The given data can be listed below as,

The acceleration of the cart is $\mathrm{a}=2.0\hspace{0.33em}\mathrm{m}/{\mathrm{s}}^2$.

The magnitude of first force is ${\mathrm{F}}_1=100 \mathrm{N}$.

The magnitude of the second force is ${\mathrm{F}}_2=140 \mathrm{N}$.

The angle of inclination of the first force from the +x axis is  ${\theta }_1=60°$.

The angle of inclination of the second force from the +x axis is ${\theta }_2=30°$.

Whenever some external force acts on an object at different angles of inclination, the effects of all forces along the horizontal and vertical direction refer to the resultant force along the horizontal and vertical direction.

The relation of magnitude of the smallest force that the child should exerts is expressed as,

$\mathrm{F}=\left[\left({\mathrm{F}}_1{\mathrm{sin\theta }}_1\right)-\left({\mathrm{F}}_2{\mathrm{sin\theta }}_2\right)\right]$ 

Here, F is the magnitude of the smallest force that the child should exert.

Substitute all the known values in the above equation.

$$\begin{gathered} \mathrm{F}=\left[\left(100 \mathrm{N}\right)\left(\sin 60°\right)-\left(140 \mathrm{N}\right)\left(\sin 30°\right)\right] \\ =\left[\left(100\mathrm{N}\right)\left(0.866\right)-\left(140 \mathrm{N}\right)\left(0.5\right)\right] \\ =86.6 \mathrm{N}-70 \mathrm{N} \\ =16.6 \mathrm{N} \end{gathered}$$ 

The direction of the smallest force that the child should exert would be at $90°$ from the +x axis in the clockwise direction.

Thus, the magnitude of the smallest force that the child should exert is 16.6 N and the direction of the smallest force that the child should exert would be at $90°$ from the +x axis in the clockwise direction.

The expression to calculate the resultant force in the +x direction is expressed as,

${\mathrm{F}}_{\mathrm{x}}=\left[\left({\mathrm{F}}_1{\mathrm{cos\theta }}_1\right)+\left({\mathrm{F}}_2{\mathrm{cos\theta }}_2\right)\right]$ 

Here, ${\mathrm{F}}_{\mathrm{x}}$ is the resultant force in the +x direction.

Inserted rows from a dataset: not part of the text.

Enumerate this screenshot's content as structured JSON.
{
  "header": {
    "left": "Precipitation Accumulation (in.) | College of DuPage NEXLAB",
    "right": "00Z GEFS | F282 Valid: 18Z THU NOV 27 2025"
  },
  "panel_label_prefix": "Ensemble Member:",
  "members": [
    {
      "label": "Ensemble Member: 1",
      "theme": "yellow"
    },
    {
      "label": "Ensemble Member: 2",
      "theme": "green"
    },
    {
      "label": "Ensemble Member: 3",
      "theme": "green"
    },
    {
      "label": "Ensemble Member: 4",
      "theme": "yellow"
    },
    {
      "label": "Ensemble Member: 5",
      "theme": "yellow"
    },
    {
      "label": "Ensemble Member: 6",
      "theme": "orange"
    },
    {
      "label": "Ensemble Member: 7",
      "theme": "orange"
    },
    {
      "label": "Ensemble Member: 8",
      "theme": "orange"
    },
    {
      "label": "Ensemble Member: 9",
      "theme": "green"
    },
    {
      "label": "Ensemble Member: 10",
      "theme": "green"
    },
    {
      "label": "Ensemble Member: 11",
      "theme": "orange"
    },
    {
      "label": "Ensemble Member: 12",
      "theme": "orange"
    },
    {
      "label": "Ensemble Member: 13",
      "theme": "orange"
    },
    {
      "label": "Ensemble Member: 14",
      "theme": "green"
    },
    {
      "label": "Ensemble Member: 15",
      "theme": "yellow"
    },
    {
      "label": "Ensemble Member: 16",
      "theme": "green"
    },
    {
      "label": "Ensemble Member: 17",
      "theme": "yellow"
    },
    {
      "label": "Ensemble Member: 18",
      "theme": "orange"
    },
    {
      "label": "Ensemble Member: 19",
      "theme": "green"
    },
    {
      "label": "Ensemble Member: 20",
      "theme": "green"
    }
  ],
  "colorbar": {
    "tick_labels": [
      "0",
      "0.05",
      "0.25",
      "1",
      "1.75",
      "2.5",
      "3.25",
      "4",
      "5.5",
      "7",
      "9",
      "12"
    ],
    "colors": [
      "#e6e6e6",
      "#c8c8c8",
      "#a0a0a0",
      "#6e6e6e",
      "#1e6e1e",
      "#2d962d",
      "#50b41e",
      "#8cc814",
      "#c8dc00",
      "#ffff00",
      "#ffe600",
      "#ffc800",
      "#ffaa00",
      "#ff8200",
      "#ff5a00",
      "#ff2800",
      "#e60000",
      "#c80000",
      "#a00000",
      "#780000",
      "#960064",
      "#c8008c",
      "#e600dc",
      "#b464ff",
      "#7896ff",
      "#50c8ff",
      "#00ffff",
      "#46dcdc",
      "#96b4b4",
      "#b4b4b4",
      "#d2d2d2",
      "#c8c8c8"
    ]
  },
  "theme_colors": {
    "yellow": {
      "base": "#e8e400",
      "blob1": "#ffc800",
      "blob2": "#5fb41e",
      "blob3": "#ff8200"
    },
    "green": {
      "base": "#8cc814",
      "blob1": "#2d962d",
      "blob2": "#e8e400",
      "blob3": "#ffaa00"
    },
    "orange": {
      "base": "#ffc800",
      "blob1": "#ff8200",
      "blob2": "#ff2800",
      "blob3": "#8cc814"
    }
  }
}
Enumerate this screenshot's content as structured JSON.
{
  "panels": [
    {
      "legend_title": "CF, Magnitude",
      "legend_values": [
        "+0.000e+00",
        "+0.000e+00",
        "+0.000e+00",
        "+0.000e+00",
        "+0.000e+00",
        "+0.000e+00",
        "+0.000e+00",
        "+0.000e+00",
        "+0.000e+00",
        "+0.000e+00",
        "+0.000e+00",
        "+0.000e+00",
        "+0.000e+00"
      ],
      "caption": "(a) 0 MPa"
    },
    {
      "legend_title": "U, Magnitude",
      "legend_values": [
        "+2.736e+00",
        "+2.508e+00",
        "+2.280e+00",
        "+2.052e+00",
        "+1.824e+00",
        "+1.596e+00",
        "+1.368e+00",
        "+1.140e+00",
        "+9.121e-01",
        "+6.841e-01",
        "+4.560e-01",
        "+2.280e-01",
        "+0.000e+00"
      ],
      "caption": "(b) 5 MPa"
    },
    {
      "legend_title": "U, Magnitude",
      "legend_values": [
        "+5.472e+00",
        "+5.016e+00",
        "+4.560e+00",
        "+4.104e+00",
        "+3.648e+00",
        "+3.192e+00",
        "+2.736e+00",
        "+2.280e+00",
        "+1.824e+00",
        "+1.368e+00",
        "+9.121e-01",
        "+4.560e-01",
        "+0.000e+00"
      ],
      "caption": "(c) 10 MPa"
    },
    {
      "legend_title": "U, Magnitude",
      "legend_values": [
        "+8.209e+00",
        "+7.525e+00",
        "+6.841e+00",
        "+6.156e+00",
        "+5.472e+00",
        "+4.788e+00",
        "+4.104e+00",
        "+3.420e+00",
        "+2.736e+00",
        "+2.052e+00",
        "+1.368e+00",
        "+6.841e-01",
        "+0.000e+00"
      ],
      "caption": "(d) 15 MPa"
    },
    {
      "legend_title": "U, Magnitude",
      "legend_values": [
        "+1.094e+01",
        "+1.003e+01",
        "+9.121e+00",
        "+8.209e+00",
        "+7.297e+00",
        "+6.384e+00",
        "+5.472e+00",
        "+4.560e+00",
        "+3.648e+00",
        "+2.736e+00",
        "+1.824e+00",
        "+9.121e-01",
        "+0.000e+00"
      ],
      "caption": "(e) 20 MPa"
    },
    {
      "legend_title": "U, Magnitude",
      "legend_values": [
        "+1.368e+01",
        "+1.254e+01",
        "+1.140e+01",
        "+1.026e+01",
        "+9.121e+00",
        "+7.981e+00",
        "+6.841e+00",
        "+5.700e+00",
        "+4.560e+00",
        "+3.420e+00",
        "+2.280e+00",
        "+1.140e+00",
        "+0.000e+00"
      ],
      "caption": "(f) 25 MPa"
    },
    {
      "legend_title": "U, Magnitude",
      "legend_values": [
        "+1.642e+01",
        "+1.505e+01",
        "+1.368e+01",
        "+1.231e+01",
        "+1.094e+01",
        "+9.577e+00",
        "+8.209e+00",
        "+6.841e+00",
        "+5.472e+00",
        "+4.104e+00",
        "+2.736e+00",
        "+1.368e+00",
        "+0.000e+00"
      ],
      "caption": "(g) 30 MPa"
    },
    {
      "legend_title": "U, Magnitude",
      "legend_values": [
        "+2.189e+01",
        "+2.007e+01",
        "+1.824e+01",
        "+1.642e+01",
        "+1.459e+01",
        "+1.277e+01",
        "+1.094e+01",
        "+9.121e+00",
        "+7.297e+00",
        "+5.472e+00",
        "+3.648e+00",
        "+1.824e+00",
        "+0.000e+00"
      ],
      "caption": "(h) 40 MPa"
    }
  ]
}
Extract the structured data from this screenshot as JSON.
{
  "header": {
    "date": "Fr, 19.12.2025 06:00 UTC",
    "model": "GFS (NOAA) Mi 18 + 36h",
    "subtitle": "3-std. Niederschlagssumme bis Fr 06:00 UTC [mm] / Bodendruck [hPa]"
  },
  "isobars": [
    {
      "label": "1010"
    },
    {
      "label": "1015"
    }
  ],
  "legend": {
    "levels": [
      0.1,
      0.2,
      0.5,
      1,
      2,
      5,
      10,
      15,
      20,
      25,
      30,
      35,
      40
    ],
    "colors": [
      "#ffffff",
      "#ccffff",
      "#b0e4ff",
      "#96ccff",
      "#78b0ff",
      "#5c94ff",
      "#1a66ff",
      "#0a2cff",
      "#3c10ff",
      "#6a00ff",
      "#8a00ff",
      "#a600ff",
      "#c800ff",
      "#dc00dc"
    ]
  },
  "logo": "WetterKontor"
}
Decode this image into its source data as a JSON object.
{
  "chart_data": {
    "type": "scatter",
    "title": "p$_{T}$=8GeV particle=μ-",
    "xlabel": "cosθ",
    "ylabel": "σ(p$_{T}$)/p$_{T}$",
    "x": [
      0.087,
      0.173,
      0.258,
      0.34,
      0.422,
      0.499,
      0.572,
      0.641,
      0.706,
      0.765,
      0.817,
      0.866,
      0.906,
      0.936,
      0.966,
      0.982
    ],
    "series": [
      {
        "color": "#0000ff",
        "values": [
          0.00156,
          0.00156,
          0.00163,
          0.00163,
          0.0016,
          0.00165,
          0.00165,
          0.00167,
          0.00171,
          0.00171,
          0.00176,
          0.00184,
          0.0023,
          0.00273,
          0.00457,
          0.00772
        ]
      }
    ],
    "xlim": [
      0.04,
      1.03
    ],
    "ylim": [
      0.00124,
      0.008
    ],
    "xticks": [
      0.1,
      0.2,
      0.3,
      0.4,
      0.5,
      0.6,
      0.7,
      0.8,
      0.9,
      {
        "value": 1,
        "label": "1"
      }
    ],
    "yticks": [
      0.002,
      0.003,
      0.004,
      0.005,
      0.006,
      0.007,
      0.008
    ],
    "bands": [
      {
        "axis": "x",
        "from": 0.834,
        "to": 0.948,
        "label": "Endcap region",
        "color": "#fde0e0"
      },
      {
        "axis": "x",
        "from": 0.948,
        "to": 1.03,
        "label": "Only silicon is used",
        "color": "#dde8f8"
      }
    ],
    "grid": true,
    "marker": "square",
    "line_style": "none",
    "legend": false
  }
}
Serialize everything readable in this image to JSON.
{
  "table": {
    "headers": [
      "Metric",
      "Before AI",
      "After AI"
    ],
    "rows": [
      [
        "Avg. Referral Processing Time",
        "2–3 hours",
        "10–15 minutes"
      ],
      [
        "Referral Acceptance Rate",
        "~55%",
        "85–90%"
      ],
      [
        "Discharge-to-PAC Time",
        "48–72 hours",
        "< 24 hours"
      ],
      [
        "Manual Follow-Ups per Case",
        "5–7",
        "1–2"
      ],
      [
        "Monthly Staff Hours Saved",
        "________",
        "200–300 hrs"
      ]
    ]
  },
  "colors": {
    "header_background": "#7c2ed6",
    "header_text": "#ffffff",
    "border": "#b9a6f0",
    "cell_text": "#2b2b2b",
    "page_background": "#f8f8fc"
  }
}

Substitute all the known values in the above equation.

$$\begin{gathered} {\mathrm{F}}_{\mathrm{x}}=\left[\left(100\mathrm{N}\right)\left(\cos 60°\right)+\left(140 \mathrm{N}\right)\left(\cos 30°\right)\right] \\ =\left[\left(100\mathrm{N}\right)\left(0.5\right)+\left(140\right)\left(0.866\right)\right] \\ =50 \mathrm{N}+121.24 \mathrm{N} \\ =171.24 \mathrm{N} \end{gathered}$$ 

The expression to calculate the weight of the cart is expressed as,

$$\begin{gathered} \mathrm{W}=\mathrm{mg} \\ =\left(\frac{{\mathrm{F}}_{\mathrm{x}}}{\mathrm{a}}\right)\mathrm{g} \end{gathered}$$ 

Here, W is the weight of the cart.

Substitute all the known values in the above equation.

$$\begin{gathered} \mathrm{W}=\left(\frac{171.24 \mathrm{N}}{2.0 \mathrm{m}/{\mathrm{s}}^2}\right)\left(9.81 \mathrm{m}/{\mathrm{s}}^2\right) \\ =839.9 \mathrm{N} \end{gathered}$$ 

Thus, the weight of the cart is 839.9 N.